TRIzol (Invitrogen, 15596-026) was used to isolate total RNA, which was transcribed using a poly (T)18 primer and reverse transcriptase (Promega, M1701). Platinum SYBR Green qPCR Super Mix-UDG (Invitrogen, D01010A) was used for real-time PCR amplification of Vdac2 in a StepOne real-time PCR system (Applied Biosystems). Total RNA was also isolated from adult pig ovaries, semiquantitative RT-PCR was used to amplify both SsATG5 and SsATG16L1. SsACTB mRNA was amplified as a control, and the primer sequences are described in Table S1.

Production of transgenic pigs

pTrans-Flag-SsVDAC2 DNA was digested with Bsplu11I and gel purified. This DNA was microinjected into the pronuclei of fertilized eggs from Landrace pigs, and the fertilized eggs were transferred into the oviduct of surrogates for development. Genomic DNA was isolated from ears. Southern blot analysis was performed using routine protocols. Hybridization was performed at 68°C in hybridization solution (6X SSC [0.9 M NaCl, 0.1M sodium citrate], 5X Denhart [0.1g PVP-40, 0.1g FICOLL400, 0.1 g BSA], 0.5% SDS [Biosharp, L0024], and 100 μg/ml denatured salmon sperm DNA [Invitrogen, 15632-011]) with [α−32P] dCTP-labeled probe (a BamHI-cut fragment from the transgenic vector, which contains a 750 bp sequence of SsVDAC2 CDS. PCR identification was performed using the primers described in Table S1.

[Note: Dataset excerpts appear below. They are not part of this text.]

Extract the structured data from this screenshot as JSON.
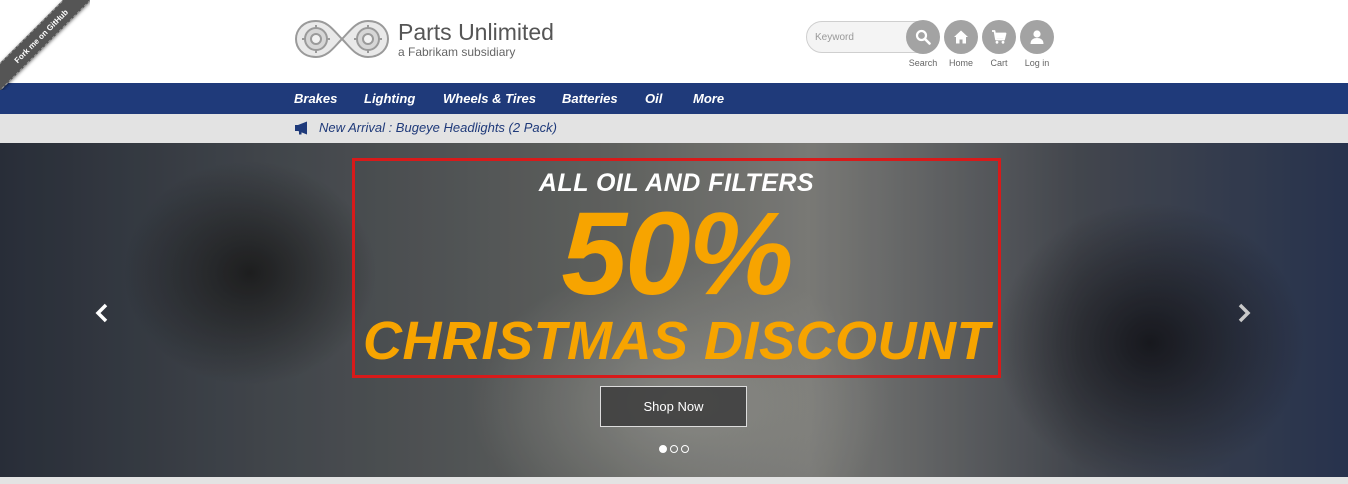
{
  "ribbon": {
    "label": "Fork me on GitHub"
  },
  "header": {
    "brand_name": "Parts Unlimited",
    "brand_sub": "a Fabrikam subsidiary",
    "logo_icon": "gears-logo-icon",
    "search_placeholder": "Keyword",
    "buttons": [
      {
        "label": "Search",
        "icon": "search-icon"
      },
      {
        "label": "Home",
        "icon": "home-icon"
      },
      {
        "label": "Cart",
        "icon": "cart-icon"
      },
      {
        "label": "Log in",
        "icon": "user-icon"
      }
    ]
  },
  "nav": {
    "items": [
      {
        "label": "Brakes"
      },
      {
        "label": "Lighting"
      },
      {
        "label": "Wheels & Tires"
      },
      {
        "label": "Batteries"
      },
      {
        "label": "Oil"
      },
      {
        "label": "More"
      }
    ]
  },
  "announcement": {
    "icon": "megaphone-icon",
    "text": "New Arrival : Bugeye Headlights (2 Pack)"
  },
  "hero": {
    "top_line": "ALL OIL AND FILTERS",
    "percent": "50%",
    "bottom_line": "CHRISTMAS DISCOUNT",
    "cta_label": "Shop Now",
    "slide_count": 3,
    "active_slide": 1,
    "prev_icon": "chevron-left-icon",
    "next_icon": "chevron-right-icon"
  },
  "colors": {
    "nav_bg": "#1f3a7a",
    "promo_accent": "#f7a400",
    "promo_border": "#d81a1a",
    "header_button": "#a3a3a3"
  }
}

Histological and TUNEL assays

Ovary tissues were embedded in OCT medium (Tissue-Tek, Miles, 4583) and frozen at −20°C, then cut into serial 7-μm sections with a crystal microtome (CM1850, Leica, Bensheim, Germany). The sections were stained by haematoxylin and eosin, and images were taken by a Leica microsystems (Leica, Bensheim, Germany). For TUNEL assays, the sections were incubated with the rTdT mix containing FITC-dUTP at 37°C for 1 h. The fragmented DNA of apoptotic cells by catalytically incorporating FITC-dUTP was detected directly by fluorescence microscopy. The nuclei were stained by propidium iodide.